Cardiac Cav1.2 channels exist in multiple discrete sub-domains with the plasma membrane, including in different locations within each cardiac T-tubule and in caveolae. The channel itself, like all cardiac ion channels, is short lived with a half-life that is likely on the order of hours. Therefore, the channel's trafficking to specific sub-domains must be highly regulated and dynamic. The channel is heavily dependent on channel subunits, cardiac cytoskeleton, and scaffolding proteins for proper membrane localization. Existing data indicate that Ca_Vβ subunits increase forward trafficking and prevent degradation, and extracellular subunits α₂δ increase LTCC current. The γ subunit affects current density but is less well studied. Cav1.2 delivery to T-tubules is microtubule dependent and facilitated by the BIN1-scaffolding protein that occurs at T-tubule membrane. Data exist on other cardiac ion channels for the role of actin as rest stops on the way to the plasma membrane, and cytoskeleton-based specificity of delivery is an active area of investigation. The regulatory protein calmodulin affects both gating and channel trafficking, and distinctive properties of Ca²⁺-calmodulin association with calcineurin vs.

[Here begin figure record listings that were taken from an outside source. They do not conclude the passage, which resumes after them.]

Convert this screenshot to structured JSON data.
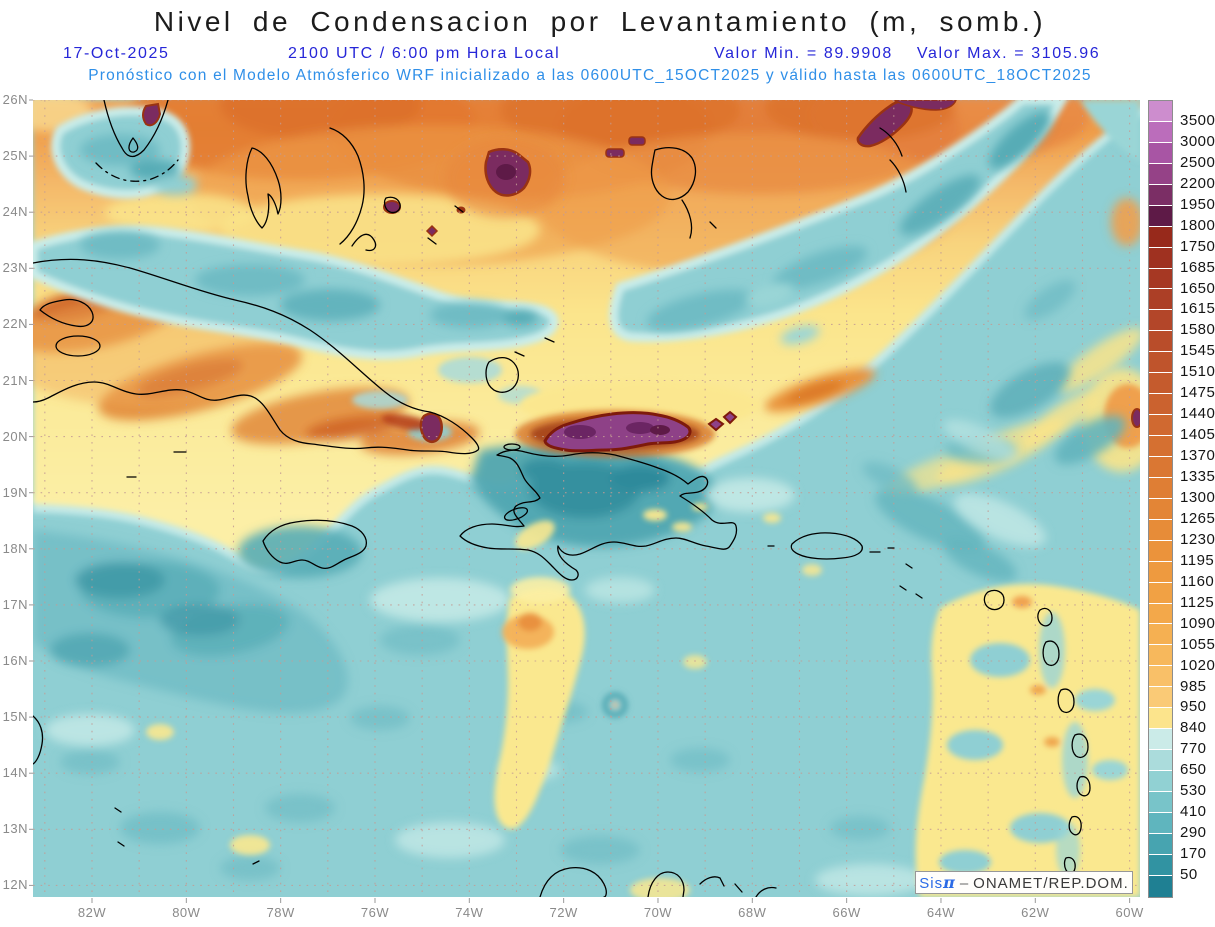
{
  "header": {
    "title": "Nivel de Condensacion por Levantamiento (m, somb.)",
    "date": "17-Oct-2025",
    "time": "2100 UTC / 6:00 pm Hora Local",
    "min_label": "Valor Min. = 89.9908",
    "max_label": "Valor Max. = 3105.96",
    "forecast_line": "Pronóstico con el Modelo Atmósferico WRF inicializado a las 0600UTC_15OCT2025 y válido hasta las  0600UTC_18OCT2025"
  },
  "map": {
    "lat_labels": [
      "26N",
      "25N",
      "24N",
      "23N",
      "22N",
      "21N",
      "20N",
      "19N",
      "18N",
      "17N",
      "16N",
      "15N",
      "14N",
      "13N",
      "12N"
    ],
    "lon_labels": [
      "82W",
      "80W",
      "78W",
      "76W",
      "74W",
      "72W",
      "70W",
      "68W",
      "66W",
      "64W",
      "62W",
      "60W"
    ],
    "watermark": {
      "prefix": "Sis",
      "pi": "π",
      "separator": "–",
      "org": "ONAMET/REP.DOM."
    }
  },
  "colorbar": {
    "levels": [
      3500,
      3000,
      2500,
      2200,
      1950,
      1800,
      1750,
      1685,
      1650,
      1615,
      1580,
      1545,
      1510,
      1475,
      1440,
      1405,
      1370,
      1335,
      1300,
      1265,
      1230,
      1195,
      1160,
      1125,
      1090,
      1055,
      1020,
      985,
      950,
      840,
      770,
      650,
      530,
      410,
      290,
      170,
      50
    ],
    "colors": [
      "#CD8DCE",
      "#BB6DBB",
      "#A855A4",
      "#954287",
      "#7B2E65",
      "#5E1A47",
      "#97291B",
      "#9F3120",
      "#A63823",
      "#AC3F26",
      "#B34629",
      "#B94D2A",
      "#BF542C",
      "#C55B2D",
      "#CB622F",
      "#D06930",
      "#D57031",
      "#DA7733",
      "#DF7E34",
      "#E38536",
      "#E78C38",
      "#EB933B",
      "#EE9A3F",
      "#F1A144",
      "#F3A84A",
      "#F5B052",
      "#F7B85C",
      "#F9C068",
      "#FACA76",
      "#FCE48C",
      "#CBEBE8",
      "#ABDCDC",
      "#91D1D3",
      "#78C4C9",
      "#5FB5BE",
      "#47A4B0",
      "#3193A2",
      "#1F8093"
    ]
  },
  "colors": {
    "header_blue": "#2626D8",
    "forecast_blue": "#2F8FE8",
    "axis_gray": "#8a8a8a",
    "grid_dots": "#C49C94",
    "coastline": "#000000",
    "sea_teal": "#8FCFD3",
    "warm_yellow": "#FBE58C",
    "warm_orange": "#EE9C49",
    "maxima_purple": "#8E4187",
    "maxima_rim": "#7E1A0B",
    "watermark_blue": "#2B6BE6"
  }
}
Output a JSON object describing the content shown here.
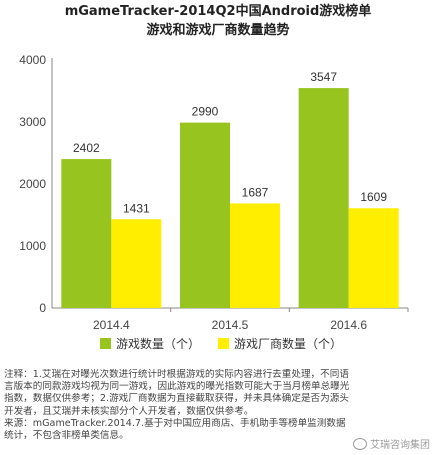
{
  "chart_data": {
    "type": "bar",
    "title": "mGameTracker-2014Q2中国Android游戏榜单",
    "subtitle": "游戏和游戏厂商数量趋势",
    "categories": [
      "2014.4",
      "2014.5",
      "2014.6"
    ],
    "series": [
      {
        "name": "游戏数量（个）",
        "values": [
          2402,
          2990,
          3547
        ],
        "color": "#97c41f"
      },
      {
        "name": "游戏厂商数量（个）",
        "values": [
          1431,
          1687,
          1609
        ],
        "color": "#ffee00"
      }
    ],
    "ylim": [
      0,
      4000
    ],
    "yticks": [
      "0",
      "1000",
      "2000",
      "3000",
      "4000"
    ],
    "grid": false,
    "legend_position": "bottom"
  },
  "notes": {
    "line1": "注释：1.艾瑞在对曝光次数进行统计时根据游戏的实际内容进行去重处理，不同语",
    "line2": "言版本的同款游戏均视为同一游戏，因此游戏的曝光指数可能大于当月榜单总曝光",
    "line3": "指数，数据仅供参考；2.游戏厂商数据为直接截取获得，并未具体确定是否为源头",
    "line4": "开发者，且艾瑞并未核实部分个人开发者，数据仅供参考。",
    "line5": "来源：mGameTracker.2014.7.基于对中国应用商店、手机助手等榜单监测数据",
    "line6": "统计，不包含非榜单类信息。"
  },
  "watermark": "艾瑞咨询集团",
  "watermark_icon": "wechat-icon"
}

CaM Kinase II may provide local signalling specificity to Cav1.2 channels. In failing cardiomyocytes, trafficking of channels to the plasma membranes is impaired, and the channels themselves undergo gating changes that increase open probability possibly as a compensatory result. In the future, detailed biochemical and imaging studies in cardiomyocytes and interpreted in the context of the LTCC life cycle (forward trafficking, existence on the membrane, and internalization) will help identify key regulators of this important channel.

Conflict of interest: none declared.

Funding

This work was supported by grants from the National Institutes of Health to H.M.C. (RO1HL069911) and R.M.S. (RO1HL094414). H.M.C. is an established Investigator of the American Heart Association.